Renewables investors start 2020 eyeing political risk in Mexico

Mexico is a large and attractive market for renewables investors which is bound to keep growing during the year.
“We are positive on the overall framework for renewable energy in Mexico even with the recent announcement regarding the potential review of subsidies for private generators,” Kijana Mack at Mexico Energy Partners and Rodolfo Rueda, from Thompson & Knight law firm, told BNamericas.
“While the recent headlines about the potential removal of subsidies caused concern among market participants, we believe the attractive economics for renewables in Mexico will continue to drive project development,” Mack and Rueda said.
Mexico’s geography is uniquely suited to a renewables electricity generation market.
Heat mapping shows its northern states are among the most conducive regions in the world for solar photovoltaic power generation, and its completed wind parks are among the largest in the hemisphere.
Private energy auctions held after the country’s 2013/2014 energy reform led to world-record low prices for electricity generation in 2018.
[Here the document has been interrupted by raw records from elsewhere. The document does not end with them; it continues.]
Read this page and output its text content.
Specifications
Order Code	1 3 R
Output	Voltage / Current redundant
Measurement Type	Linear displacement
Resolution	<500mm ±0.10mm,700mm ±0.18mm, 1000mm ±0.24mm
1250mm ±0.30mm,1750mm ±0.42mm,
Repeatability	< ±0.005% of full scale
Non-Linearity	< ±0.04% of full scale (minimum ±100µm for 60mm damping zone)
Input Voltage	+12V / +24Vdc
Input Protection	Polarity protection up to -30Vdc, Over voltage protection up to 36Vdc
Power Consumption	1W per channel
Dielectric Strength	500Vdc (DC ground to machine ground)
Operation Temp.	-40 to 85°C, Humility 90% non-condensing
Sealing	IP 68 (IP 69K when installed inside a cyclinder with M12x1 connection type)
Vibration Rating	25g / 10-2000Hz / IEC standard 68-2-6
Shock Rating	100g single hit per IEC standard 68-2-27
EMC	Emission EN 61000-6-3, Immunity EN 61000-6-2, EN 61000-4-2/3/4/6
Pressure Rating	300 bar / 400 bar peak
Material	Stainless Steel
Since coming to office in December of 2018, though, President Andrés Manuel López Obrador (AMLO) has sought to reverse the privatization of the electricity market.
He immediately put a scheduled fourth electricity auction on hold and canceled it last spring.
RENEWABLES SLOWDOWN
On January 8 AMLO said joint Pemex-CFE hydropower plants were in the works, promising details by mid-February.
He also signaled a review of subsidies for private firms, which would only be one of many maneuvers against the renewables sector in recent months.
In late December, the Financial Times reviewed a CFE PowerPoint presentation that included a plan to increase transmission costs from electricity generated by private firms.
Under current regulations, CFE charges a fee to private companies for use of its lines to transmit electricity. CFE’s proposed plan would raise the fee for private companies that only account for about 12% of Mexico’s electricity.
But, “renewables generators would bear the brunt” of the fee hikes, according to the Financial Times.
And in October, the energy ministry (Sener) tried to roll back the Clean Energy Licenses (CEL) program. Sener tried to reclassify the CELs to enable CFE hydro and nuclear plants to be CEL generators. That move would have simultaneously devalued investment in solar and wind projects, and made the state electric company appear to be a massive clean energy generator.
Wind and solar companies responded with lawsuits to stop the regulatory change.
In tandem, environmental rights groups protested that the return to CFE’s older forms of power generation jeopardized Mexico’s ability to meet its Paris Agreement obligation to generate 35% of its electricity from clean sources by 2024.
By December, separate court rulings in favor of the renewable energy companies had effectively put on hold Sener’s reclassification.
DEVELOPMENT CONTINUES
While investment has been complicated by the announcements and attempts to re-concentrate electricity in CFE’s hands, existing renewables projects in Mexico continue apace.
“The more pressing matters for developers are proper management and expansion of the national grid, and the generation costs versus cogeneration and ccgt [combined cycle gas turbine] facilities,” Mack and Rueda wrote.
“Local community opposition and the land consultation process remains top of mind,” they added, saying, “but we expect the government targets of 30% by 2021, 35% by 2024 to be achieved with the projects that are scheduled to come online.”